Control of Hong Kong Island gave the British Empire better access to Chinese trade. Eager for even more, it renewed fighting with China in 1856 and sparked the Second Opium War (which the French Empire also joined). When the war ended in 1860, the Convention of Beijing forced China to cede the Kowloon Peninsula south of a dividing line known as Boundary Street.
On July 1, 1898, the British Empire negotiated the Second Convention of Peking with China, this time leasing the New Territories between Boundary Street and Shenzhen River, the modern dividing line between mainland China and Hong Kong. The lease was set to expire in 99 years, meaning that China expected Britain to hand the region back over on July 1, 1997.

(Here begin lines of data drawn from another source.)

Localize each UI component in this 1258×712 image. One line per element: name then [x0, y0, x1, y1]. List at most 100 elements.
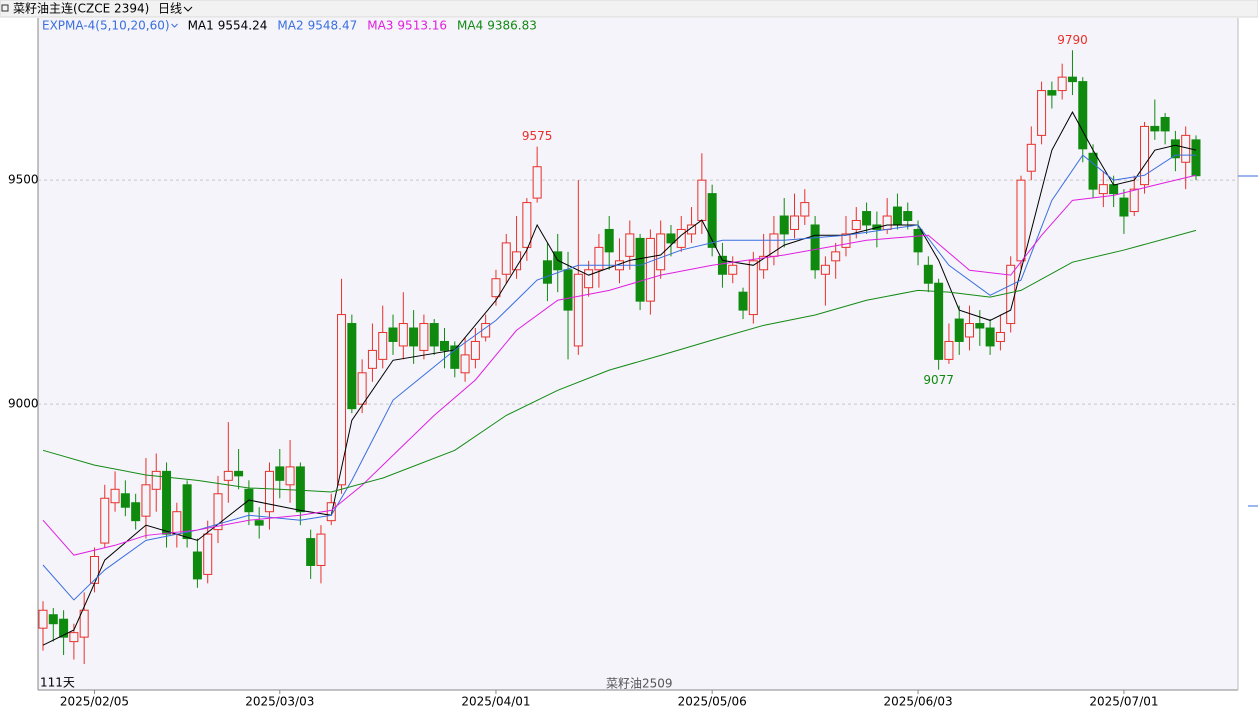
contract-name: 菜籽油2509	[606, 677, 673, 691]
candle-body	[470, 340, 480, 360]
candle-body	[151, 470, 161, 490]
candle-body	[975, 323, 985, 329]
candle-body	[851, 219, 861, 230]
candle-body	[573, 273, 583, 347]
candle-body	[316, 533, 326, 566]
candle-body	[1037, 90, 1047, 136]
candle-body	[1067, 76, 1077, 83]
title: 菜籽油主连(CZCE 2394)	[13, 1, 149, 16]
candle-body	[779, 215, 789, 235]
candle-body	[59, 618, 69, 638]
candle-body	[923, 264, 933, 284]
candle-body	[1191, 139, 1201, 177]
candle-body	[326, 502, 336, 522]
candle-body	[707, 193, 717, 248]
candle-body	[388, 327, 398, 342]
candle-body	[223, 470, 233, 481]
candle-body	[1006, 264, 1016, 325]
candle-body	[264, 470, 274, 513]
candle-body	[965, 323, 975, 338]
candle-body	[306, 538, 316, 566]
ma-line	[42, 154, 1196, 601]
candle-body	[213, 493, 223, 531]
candle-body	[1026, 143, 1036, 172]
candle-body	[501, 242, 511, 275]
candle-body	[398, 323, 408, 347]
indicator-label: EXPMA-4(5,10,20,60)	[42, 19, 170, 33]
menu-icon[interactable]	[1, 4, 9, 12]
candle-body	[1078, 81, 1088, 150]
candle-body	[1119, 197, 1129, 217]
candle-body	[954, 318, 964, 342]
candle-body	[1057, 76, 1067, 92]
candle-body	[429, 323, 439, 347]
legend-value: 9386.83	[487, 19, 537, 33]
legend-value: 9554.24	[218, 19, 268, 33]
candle-body	[234, 470, 244, 477]
candle-body	[542, 260, 552, 284]
period-chevron[interactable]	[183, 6, 193, 12]
candle-body	[862, 211, 872, 226]
candle-body	[1098, 184, 1108, 195]
candle-body	[367, 349, 377, 369]
extreme-label: 9575	[522, 129, 553, 143]
candle-body	[759, 255, 769, 271]
candle-body	[69, 632, 79, 643]
candle-body	[337, 314, 347, 486]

During World War II, the Japanese Empire briefly interrupted British control when it occupied Hong Kong (at the time, Japan was also occupying most of Southeast Asia). After the war, dozens of countries in Asia, Africa and the Americas won independence from Japanese and European control. But Britain continued to rule over Hong Kong, one of its last major colonial territories.
Deadline for the New Territories Handover Approaches
In 1982, with the expiration date for British control of the New Territories looming, British and Chinese leaders met with each other to negotiate the transition.
Because the 1898 lease didn’t apply to Hong Kong Island and the Kowloon Peninsula south of Boundary Street, Britain could have tried to negotiate keeping those regions. However, Prime Minister Margaret Thatcher ultimately didn’t think that those two regions would be able to survive on their own, says Steve Tsang, director of the University of London’s SOAS China Institute.
After all, Hong Kong’s airport—Shek Kong Airfield—was in the section above Boundary Street that the British had to return.